Choose and save the routing strategy

Use the benchmark results to select an evidence-based routing strategy instead of guessing up front.

After the full benchmark finishes, review the results and then decide how Router should optimize.

The rule

Do not choose the routing strategy first and then benchmark to justify it.

The benchmark should come first. Strategy selection should be a response to observed quality, latency, cost, and reliability tradeoffs in your configured endpoint set.

First separate the knobs

The runtime exposes more than one routing control:

scoring strategy: balanced, quality, latency, cost
runtime routing mode: baseline, controller, difficulty, hybrid
execution scope: hybrid, local_only, remote_only, decision_only

This page is primarily about choosing the scoring strategy after benchmarking.

If you are choosing whether the runtime should use difficulty-aware routing, controller guidance, or local vs remote execution scope, read /router/routing-modes-locality-and-execution too.

The baseline strategy modes

The current baseline strategy vocabulary is:

balanced
quality
latency
cost

These strategies change how the router weights quality, latency, throughput, cost, reliability, and preference during candidate comparison.

What each strategy is trying to do

Strategy	What it optimizes for	Good first use case	What evidence matters most
`balanced`	overall health across quality, latency, cost, and reliability	default production posture when no single metric should dominate	mixed benchmark and runtime evidence
`quality`	strongest output quality with reliability support	coding, review, and other quality-sensitive tasks	benchmark judge scores and quality spread
`latency`	fastest healthy response	interactive UX and low-wait experiences	latency, throughput, and endpoint health
`cost`	cheapest healthy eligible execution path	budget-sensitive or high-volume workloads	cost estimates, budget context, and failure behavior

Strategy does not bypass hard routing rules.
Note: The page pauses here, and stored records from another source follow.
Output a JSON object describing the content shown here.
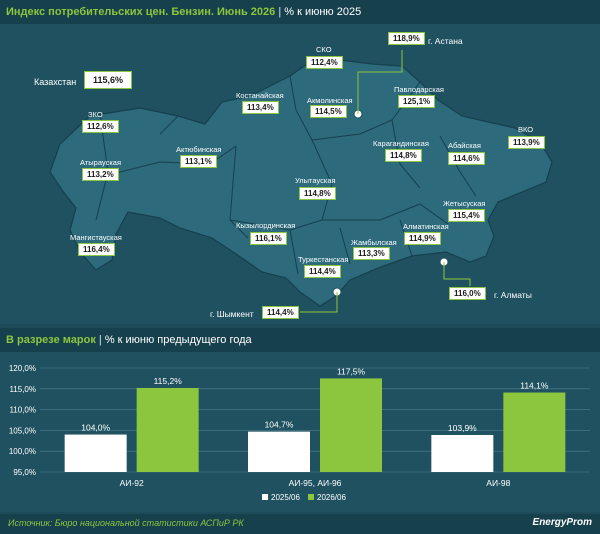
{
  "header_top": {
    "title": "Индекс потребительских цен. Бензин. Июнь 2026",
    "subtitle": "% к июню 2025"
  },
  "country": {
    "label": "Казахстан",
    "value": "115,6%"
  },
  "regions": [
    {
      "name": "СКО",
      "value": "112,4%"
    },
    {
      "name": "Костанайская",
      "value": "113,4%"
    },
    {
      "name": "Акмолинская",
      "value": "114,5%"
    },
    {
      "name": "Павлодарская",
      "value": "125,1%"
    },
    {
      "name": "г. Астана",
      "value": "118,9%"
    },
    {
      "name": "ЗКО",
      "value": "112,6%"
    },
    {
      "name": "Актюбинская",
      "value": "113,1%"
    },
    {
      "name": "Атырауская",
      "value": "113,2%"
    },
    {
      "name": "Карагандинская",
      "value": "114,8%"
    },
    {
      "name": "Абайская",
      "value": "114,6%"
    },
    {
      "name": "ВКО",
      "value": "113,9%"
    },
    {
      "name": "Улытауская",
      "value": "114,8%"
    },
    {
      "name": "Жетысуская",
      "value": "115,4%"
    },
    {
      "name": "Мангистауская",
      "value": "116,4%"
    },
    {
      "name": "Кызылординская",
      "value": "116,1%"
    },
    {
      "name": "Жамбылская",
      "value": "113,3%"
    },
    {
      "name": "Алматинская",
      "value": "114,9%"
    },
    {
      "name": "Туркестанская",
      "value": "114,4%"
    },
    {
      "name": "г. Алматы",
      "value": "116,0%"
    },
    {
      "name": "г. Шымкент",
      "value": "114,4%"
    }
  ],
  "header_bottom": {
    "title": "В разрезе марок",
    "subtitle": "% к июню предыдущего года"
  },
  "chart_data": {
    "type": "bar",
    "categories": [
      "АИ-92",
      "АИ-95, АИ-96",
      "АИ-98"
    ],
    "series": [
      {
        "name": "2025/06",
        "values": [
          104.0,
          104.7,
          103.9
        ],
        "labels": [
          "104,0%",
          "104,7%",
          "103,9%"
        ],
        "color": "#ffffff"
      },
      {
        "name": "2026/06",
        "values": [
          115.2,
          117.5,
          114.1
        ],
        "labels": [
          "115,2%",
          "117,5%",
          "114,1%"
        ],
        "color": "#8cc63f"
      }
    ],
    "ylim": [
      95,
      120
    ],
    "yticks": [
      "95,0%",
      "100,0%",
      "105,0%",
      "110,0%",
      "115,0%",
      "120,0%"
    ],
    "ytick_values": [
      95,
      100,
      105,
      110,
      115,
      120
    ],
    "grid": true,
    "legend_position": "bottom-center"
  },
  "footer": {
    "source": "Источник: Бюро национальной статистики АСПиР РК",
    "brand": "EnergyProm"
  }
}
Capability, privacy, tools, and budget constraints still remove candidates before scoring starts.

Where difficulty and local/remote choices fit

difficulty is not just another weight preset beside balanced or quality.

It is a runtime routing mode that classifies the request as easy, medium, or hard and then uses that signal to decide which endpoints should stay in play for the request.

Likewise, local_only, remote_only, and hybrid are execution-scope choices, not scoring weights.

Those settings answer:

should the runtime be allowed to execute locally, remotely, or both?
should controller guidance participate?
should difficulty-aware endpoint ceilings participate?

Then the scoring strategy answers how the remaining candidate set should be compared.

How to interpret the benchmark before deciding

Use the benchmark results to decide:

whether quality differences are large enough to justify quality
whether latency differences dominate user experience strongly enough to justify latency
whether cost variation is meaningful enough to justify cost
whether the set is healthy and balanced enough for balanced

The benchmark most directly improves the quality side of routing because it writes quality evidence back into observed profiles.

Latency, throughput, reliability, and cost still matter too, but they are often shaped by a mix of benchmark results, live usage, and budget or target settings.